La Hermandad de Los Panaderos diseña un completo programa conmemorativo por su 425 aniversario

Una efeméride que articula un año completo de cultos, actos culturales y compromiso social

La Hermandad de los Panaderos ha desplegado un extenso itinerario de celebraciones para conmemorar su 425 aniversario fundacional, un proyecto que combina devoción, divulgación histórica y acción social. La corporación propone un año marcado por cultos solemnes, conferencias especializadas, conciertos, exposiciones, peregrinaciones, encuentros formativos y actividades caritativas, reafirmando su protagonismo en la vida cofrade de Sevilla y su vocación de servicio comunitario.

Apertura de los actos y celebraciones de febrero

El ciclo comenzó un miércoles 4, cuando los Sagrados Titulares fueron trasladados a la Parroquia de San Andrés tras la eucaristía de las 20.00. Allí se celebró la Solemne Misa Estacional del viernes 6, presidida por Monseñor Teodoro León Muñoz, quien inauguró oficialmente el año conmemorativo a las 20.30.

El sábado 7, las imágenes retornaron a la Capilla de San Andrés a las 11.00, incluyendo en su recorrido una visita a las Hermanas del Pozo Santo, muestra de la vinculación histórica entre ambas instituciones.
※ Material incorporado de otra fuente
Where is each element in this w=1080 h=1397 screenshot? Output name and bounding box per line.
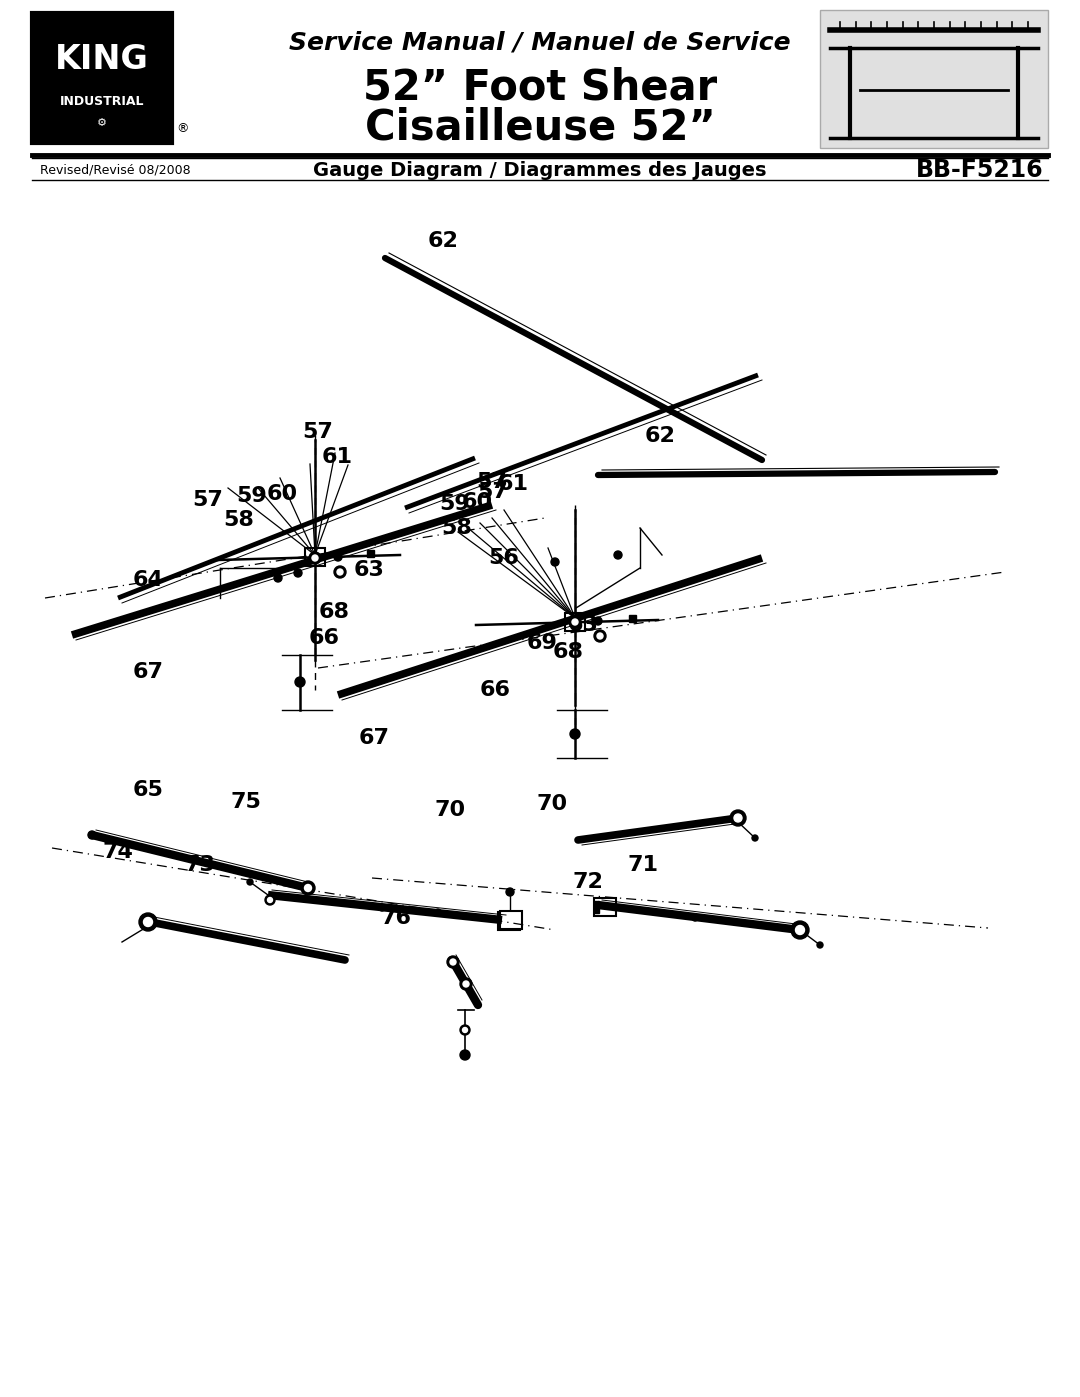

La programación continuó el viernes 13 con la conferencia “Hermandad de los Panaderos. 425 años de historia”, impartida por Antonio Mañes Mansute y seguida de un concierto de marchas ofrecido por la Banda de Música de Santa Ana de Dos Hermanas en la Iglesia de la Misericordia.

Entre el martes 17 y el sábado 21, se celebró el Solemne Quinario en honor a Nuestro Padre Jesús del Soberano Poder en su Prendimiento, predicado por Gonzalo Fernández Copete. El domingo 22, Leonardo Sánchez Acevedo presidió la Función Principal de Instituto, culminando el primer bloque de cultos.

Actos previstos en marzo y mayo

En marzo está previsto un Vía Crucis Extraordinario con la imagen del Señor del Soberano Poder hasta la Parroquia de San Pedro, lugar donde la hermandad reconoce su origen histórico.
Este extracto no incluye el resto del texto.